EU lawmakers defer freezing cap on biofuels from food crops
The European Parliament’s environment committee failed to give the go-ahead for EU negotiators to begin work on a legal text to implement the cap, making it unlikely anything can be agreed before 2015.
The proposal has divided EU member states and industry.
Those involved in turning food crops into fuel, known as first-generation biofuels, argued that more time and more hard evidence was needed before a policy shift.
“Any change to the current legislative framework requires solid and verifiable scientific evidence,” agricultural and biofuel organizations, including the European Biodiesel Board and bioethanol lobby ePURE, said in a letter to lawmakers.
Environmentalists and those working on an advanced generation of biodiesel and bioethanol made from algae or waste had urged a quick decision.
Delay is now likely to be long because the European Parliament has elections next year and a new set of Commissioners will be appointed, creating a legislative hiatus.

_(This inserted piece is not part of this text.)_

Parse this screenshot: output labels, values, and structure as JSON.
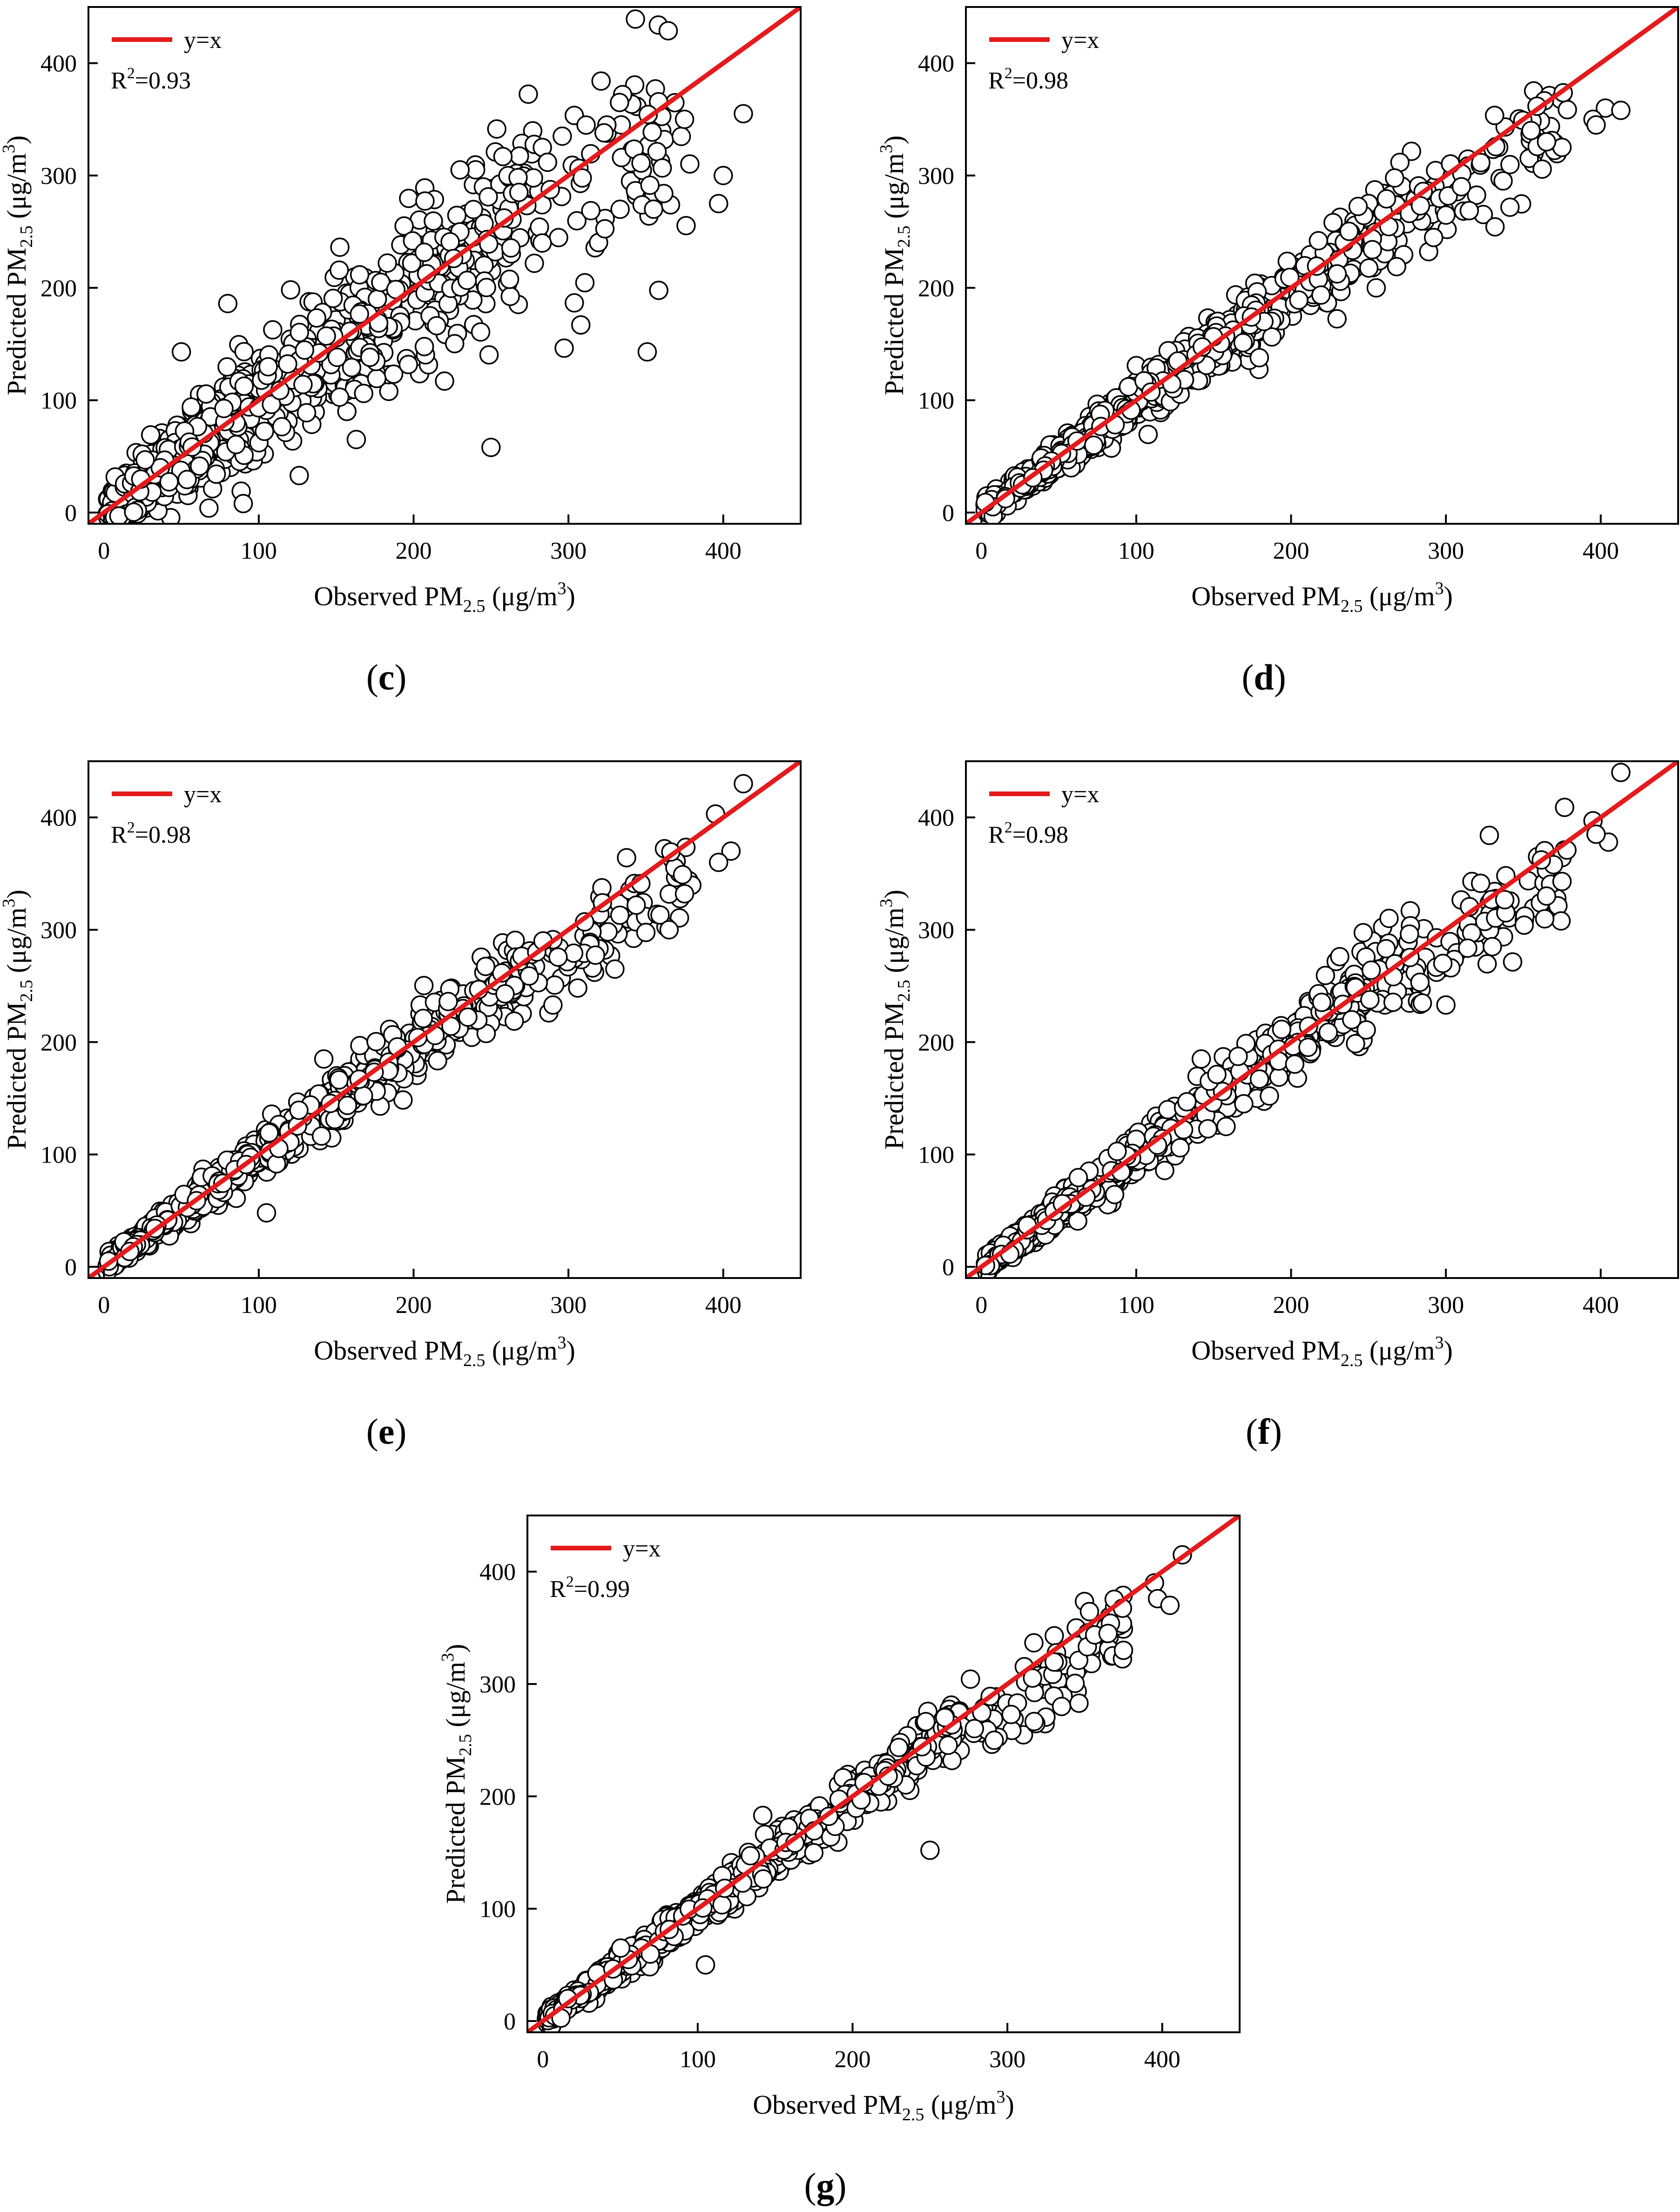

“This is bad news for industry and investors who need clarity,” Kare Riis Nielsen, director of European affairs at Danish firm Novozymes, said in a statement.
“Ongoing regulatory uncertainty is jeopardising all the parallel EU efforts to attract much needed investments in innovative renewable energy technologies, including in advanced biofuels.”
Novozymes makes enzymes used in creating advanced biofuels, which do not pose the problems of the first generation, but have so far failed to attract enough investment.
In 2009, the EU set a target for a 10% share of renewable energy in transport, with almost all of it to come from first generation crop-based biofuels.
Use of first generation biofuel is already roughly 5% and almost enough production capacity has been installed to meet the 10% target, so the proposed cap could have forced plant closures.